O caso foi levado a votação pelo conselho da OAB-SP ainda em abril. Segundo ata do julgamento, o voto de Kauffmann —a favor da cassação— acabou vencendo.

Como não havia quórum (quantidade de membros) suficiente para que o caso fosse para frente, o processo foi encaminhado para arquivamento –é necessário que ao menos dois terços do conselho esteja nesse tipo de votação.

Contudo esse arquivamento não ocorreu devido a uma intervenção do próprio presidente da OAB-SP, Caio Augusto Silva dos Santos. Ele apresentou um recurso no qual questionou eventuais contradições no voto da conselheira que havia decidido pela manutenção de Tacla Duran na OAB.

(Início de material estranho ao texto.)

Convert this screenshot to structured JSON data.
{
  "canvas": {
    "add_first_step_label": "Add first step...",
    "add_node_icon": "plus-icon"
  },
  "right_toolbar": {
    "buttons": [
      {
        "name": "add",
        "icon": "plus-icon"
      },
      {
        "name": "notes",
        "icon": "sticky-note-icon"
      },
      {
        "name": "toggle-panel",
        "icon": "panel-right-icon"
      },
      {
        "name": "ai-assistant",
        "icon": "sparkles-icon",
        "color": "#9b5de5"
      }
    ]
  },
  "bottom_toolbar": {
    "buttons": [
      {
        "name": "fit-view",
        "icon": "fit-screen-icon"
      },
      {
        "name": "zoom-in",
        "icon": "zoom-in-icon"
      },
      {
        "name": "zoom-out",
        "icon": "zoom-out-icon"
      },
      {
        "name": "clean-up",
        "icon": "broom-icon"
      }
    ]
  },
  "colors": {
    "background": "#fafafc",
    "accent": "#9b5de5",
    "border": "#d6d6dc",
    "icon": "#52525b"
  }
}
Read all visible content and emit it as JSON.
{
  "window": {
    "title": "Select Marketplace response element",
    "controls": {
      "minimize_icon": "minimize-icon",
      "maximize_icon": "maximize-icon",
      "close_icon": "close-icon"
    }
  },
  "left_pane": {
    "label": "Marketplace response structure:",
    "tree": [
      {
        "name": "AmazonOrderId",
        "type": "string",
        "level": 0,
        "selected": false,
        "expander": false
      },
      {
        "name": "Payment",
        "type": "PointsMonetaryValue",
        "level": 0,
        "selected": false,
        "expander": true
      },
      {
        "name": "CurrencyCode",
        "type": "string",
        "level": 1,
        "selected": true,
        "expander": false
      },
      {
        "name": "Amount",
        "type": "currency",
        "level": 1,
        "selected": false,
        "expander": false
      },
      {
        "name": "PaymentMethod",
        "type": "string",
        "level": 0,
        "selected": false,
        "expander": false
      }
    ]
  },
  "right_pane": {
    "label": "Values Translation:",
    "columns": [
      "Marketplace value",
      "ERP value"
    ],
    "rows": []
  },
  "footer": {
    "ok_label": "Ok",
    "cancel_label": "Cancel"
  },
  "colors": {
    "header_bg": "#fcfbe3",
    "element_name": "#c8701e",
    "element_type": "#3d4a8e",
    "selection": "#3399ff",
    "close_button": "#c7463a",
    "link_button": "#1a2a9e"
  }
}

Esse recurso manteve o caso em andamento e obrigará o conselho a fazer uma nova votação. Mais do que isso: como foi apontado que o voto de Kauffmann venceu a votação, ele passou a ser o relator do caso.

Paralelamente, a defesa de Tacla Duran apresentou um pedido de suspeição de Kauffmann no caso, pelas conexões que o advogado tem com a Odebrecht.

“O desfecho do mencionado processo [disciplinar] implica diretamente na manutenção dos interesses dos seus representados e da Odebrecht, que o contratou”, diz Tacla Duran, no pedido de suspeição.

Ele argumenta que as informações que prestou no processo são similares a temas que o próprio Kauffmann tratou em entrevistas à imprensa, ao comentar a respeito dos sistemas de registro de pagamento de propina da Odebrecht.

Tacla Duran afirma que a sua cassação de registro interessaria a Kauffmann.

“Afinal, se assim o fizer, certamente gerará reflexos diretos na desvalorização da palavra do excipiente que, como dito, não concordou em se responsabilizar das mentiras que estavam sendo lançadas pela empresa Odebrecht”, diz, no pedido de suspeição.

Além desse pedido, Tacla Duran apresentou um recurso em que diz que os registros de quem ganhou a votação do Conselho estão errados e que a maioria dos votos não foi para Kauffmann, e sim para a relatora original, Eryca. Para ele, Eryca devia continuar relatando o processo.

Procurado pela reportagem, Kauffmann se disse surpreso “pela divulgação de um processo disciplinar que é sigiloso” e disse que quem o violou “o fez para tentar tumultuar ou inviabilizar um julgamento justo”.

Segundo ele, ser contratado pela empreiteira não retira sua imparcialidade para participar de julgamento colegiado na condição de conselheiro. “Trata-se de mais um factoide criado por quem costumeiramente ataca os julgadores em vez de se defender de fatos”, diz ele.

“Com relação à contratação pela Odebrecht para defender três de seus ex-executivos, importante observar que nem a Odebrecht e nem os executivos são parte no processo disciplinar, que não discute qualquer outra questão, senão a idoneidade do advogado Rodrigo Tacla Duran”, acrescentou Kauffmann.

Também procurado, Caio Augusto, o presidente da OAB-SP, justificou sua decisão sem mencionar nomes ou detalhes de envolvidos, já que o caso está sob sigilo.

Segundo ele, o recurso que foi apresentado não é incomum e tem previsão legal. “A motivação de eu ter utilizado embargos é que eu estava presidindo a sessão do conselho e me pareceu que existiam detalhes do caso que não estavam bem esclarecidos para o conselho seccional”, disse ele.

“Tanto é fato que o conselho ficou razoavelmente dividido na questão. A maioria decidiu pela exclusão e a minoria decidiu por não acolher a exclusão.”

Atualmente, Caio Augusto está em campanha em meio à tentativa de reeleição à presidência da entidade. Kauffmann é um dos seus apoiadores.

Procurado, Rodrigo Tacla Duran não se manifestou.